Equidistant — Definition, Meaning & Examples

Equidistant

Equally distant. For example, any two points on a circle are equidistant from the center.

Worked Example

Problem: Points A(1, 0) and B(−1, 0) lie on the x-axis. Show that both points are equidistant from the origin O(0, 0).

Step 1: Find the distance from A to O using the distance formula.

OA = \sqrt{(1-0)^2 + (0-0)^2} = \sqrt{1} = 1

Step 2: Find the distance from B to O.

OB = \sqrt{(-1-0)^2 + (0-0)^2} = \sqrt{1} = 1

Step 3: Compare the two distances. Since OA = OB = 1, the points are the same distance from the origin.

OA = OB = 1

Answer: A and B are equidistant from the origin because both are exactly 1 unit away.

Why It Matters

The idea of equidistance defines many geometric objects. A circle is the set of all points equidistant from a center, and a perpendicular bisector is the set of all points equidistant from two endpoints of a segment. Recognizing equidistance helps you construct midpoints, bisectors, and loci in both pure geometry and coordinate geometry.

Common Mistakes

Mistake: Assuming two points that look equally far apart on a diagram are truly equidistant without calculating.

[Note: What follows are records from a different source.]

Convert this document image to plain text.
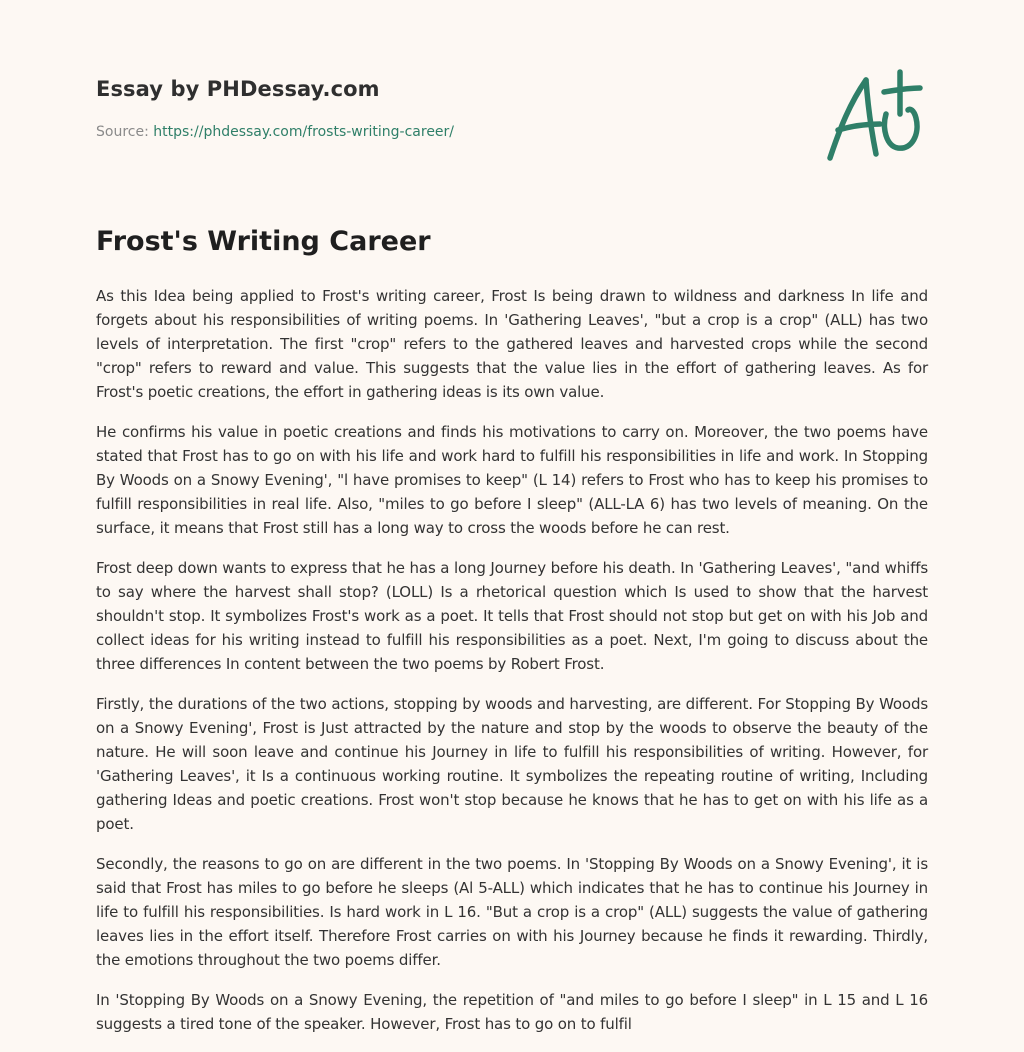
Essay by PHDessay.com
Source: https://phdessay.com/frosts-writing-career/
Frost's Writing Career

As this Idea being applied to Frost's writing career, Frost Is being drawn to wildness and darkness In life and forgets about his responsibilities of writing poems. In 'Gathering Leaves', "but a crop is a crop" (ALL) has two levels of interpretation. The first "crop" refers to the gathered leaves and harvested crops while the second "crop" refers to reward and value. This suggests that the value lies in the effort of gathering leaves. As for Frost's poetic creations, the effort in gathering ideas is its own value.

He confirms his value in poetic creations and finds his motivations to carry on. Moreover, the two poems have stated that Frost has to go on with his life and work hard to fulfill his responsibilities in life and work. In Stopping By Woods on a Snowy Evening', "l have promises to keep" (L 14) refers to Frost who has to keep his promises to fulfill responsibilities in real life. Also, "miles to go before I sleep" (ALL-LA 6) has two levels of meaning. On the surface, it means that Frost still has a long way to cross the woods before he can rest.

Frost deep down wants to express that he has a long Journey before his death. In 'Gathering Leaves', "and whiffs to say where the harvest shall stop? (LOLL) Is a rhetorical question which Is used to show that the harvest shouldn't stop. It symbolizes Frost's work as a poet. It tells that Frost should not stop but get on with his Job and collect ideas for his writing instead to fulfill his responsibilities as a poet. Next, I'm going to discuss about the three differences In content between the two poems by Robert Frost.

Firstly, the durations of the two actions, stopping by woods and harvesting, are different. For Stopping By Woods on a Snowy Evening', Frost is Just attracted by the nature and stop by the woods to observe the beauty of the nature. He will soon leave and continue his Journey in life to fulfill his responsibilities of writing. However, for 'Gathering Leaves', it Is a continuous working routine. It symbolizes the repeating routine of writing, Including gathering Ideas and poetic creations. Frost won't stop because he knows that he has to get on with his life as a poet.

Secondly, the reasons to go on are different in the two poems. In 'Stopping By Woods on a Snowy Evening', it is said that Frost has miles to go before he sleeps (Al 5-ALL) which indicates that he has to continue his Journey in life to fulfill his responsibilities. Is hard work in L 16. "But a crop is a crop" (ALL) suggests the value of gathering leaves lies in the effort itself. Therefore Frost carries on with his Journey because he finds it rewarding. Thirdly, the emotions throughout the two poems differ.

In 'Stopping By Woods on a Snowy Evening, the repetition of "and miles to go before I sleep" in L 15 and L 16 suggests a tired tone of the speaker. However, Frost has to go on to fulfil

Correction: Always verify with the distance formula or a geometric theorem. Visual estimates can be misleading, especially on non-uniform scales.

Related Terms

Point — The objects measured for equidistance
Circle — All points equidistant from a center
Distance Formula — Used to verify equidistance numerically
Perpendicular Bisector — Locus of points equidistant from two endpoints
Midpoint — The point equidistant from both ends of a segment